New Page: Monuments To Vanishing Cities
As regular readers of this blog know, I have been working to place bronze-and-steel monuments in a number of cities that will either vanish or face radical geographical change because of rising sea levels, hurricanes and other complications arising out of civilization. The first of these monuments, New Orleans Elegy, will be at Socrates Sculpture Park until the middle of May, and then must find a (relatively) permanent home in New Orleans.
In addition to placing Elegy in New Orleans, I am working on getting new, larger bronze monuments to loss placed in Galveston, Miami, Brooklyn, Venice and Amsterdam. In the present, these self-destructing maps are a potent reminder of our own fragility and the dynamic relationship between the earth and the built world. Over eons, they will become archival bronze artifacts--as permanent a record as possible of what each city once was.
To track the progress of this project, I have created a page on this blog called Monuments To Vanishing Cities. If you know any city planners, mayors or percent-for-art administrators to pass the URL along to, I would be much obliged.

The object and objective co-exist really nicely. I hadn't realised the full scope of this work.
Posted by: Carla | April 29, 2008 at 09:59 AM
Deborah,
I look forward to experiencing your peice first hand. Can you disclose who you are parterning with, or trying to partner with here in New Orleans for placement? Will it be in a gallery space or exposed to the full range of elements?
Posted by: alanwilliams | May 13, 2008 at 05:30 PM
Hey Alan,
Thanks for the questions!
Right now, this is all brainstorming, research and other kinds of talk.
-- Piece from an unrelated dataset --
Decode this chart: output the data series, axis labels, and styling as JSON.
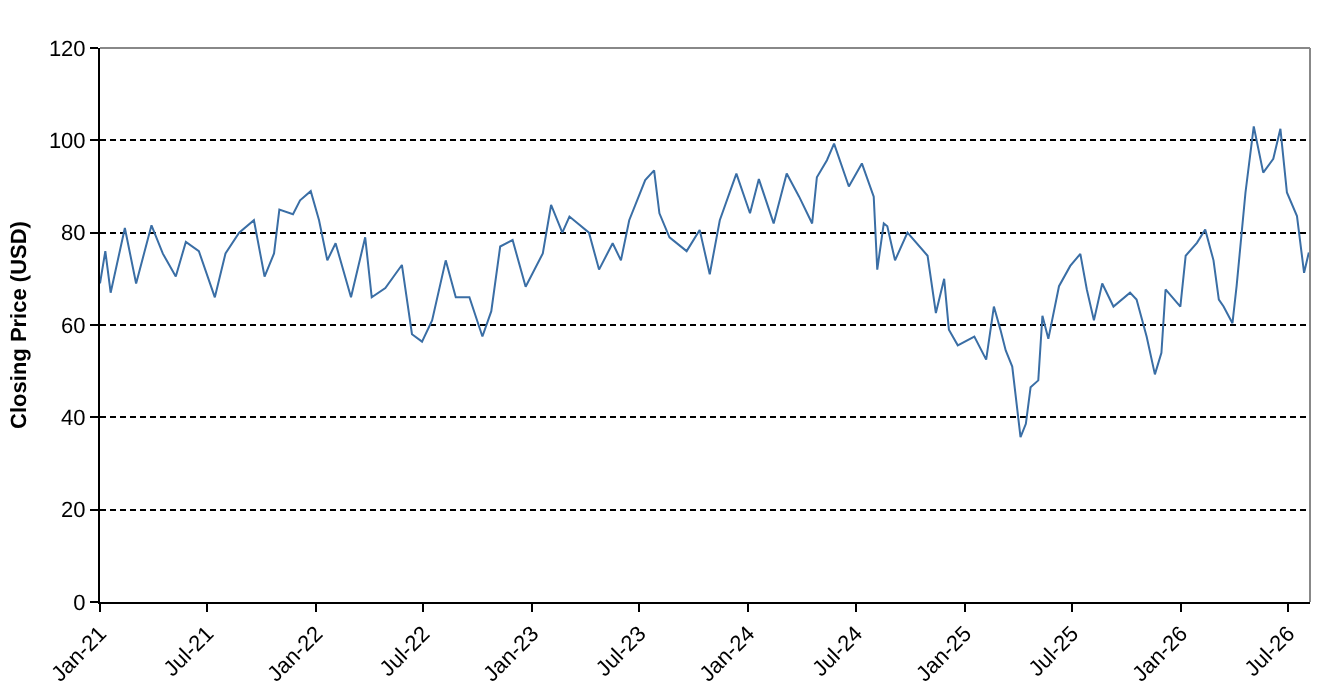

But as talk becomes firm, I will be updating the Monuments to Vanishing Cities page.
It should be outside and available to see publicly--that's the goal. And I am looking to partner with both NOLA's art community and the science community.
You live in New Orleans? Please let me know who you think I should hit up!
I look forward to seeing it in New Orleans, too. I appreciate your enthusiasm!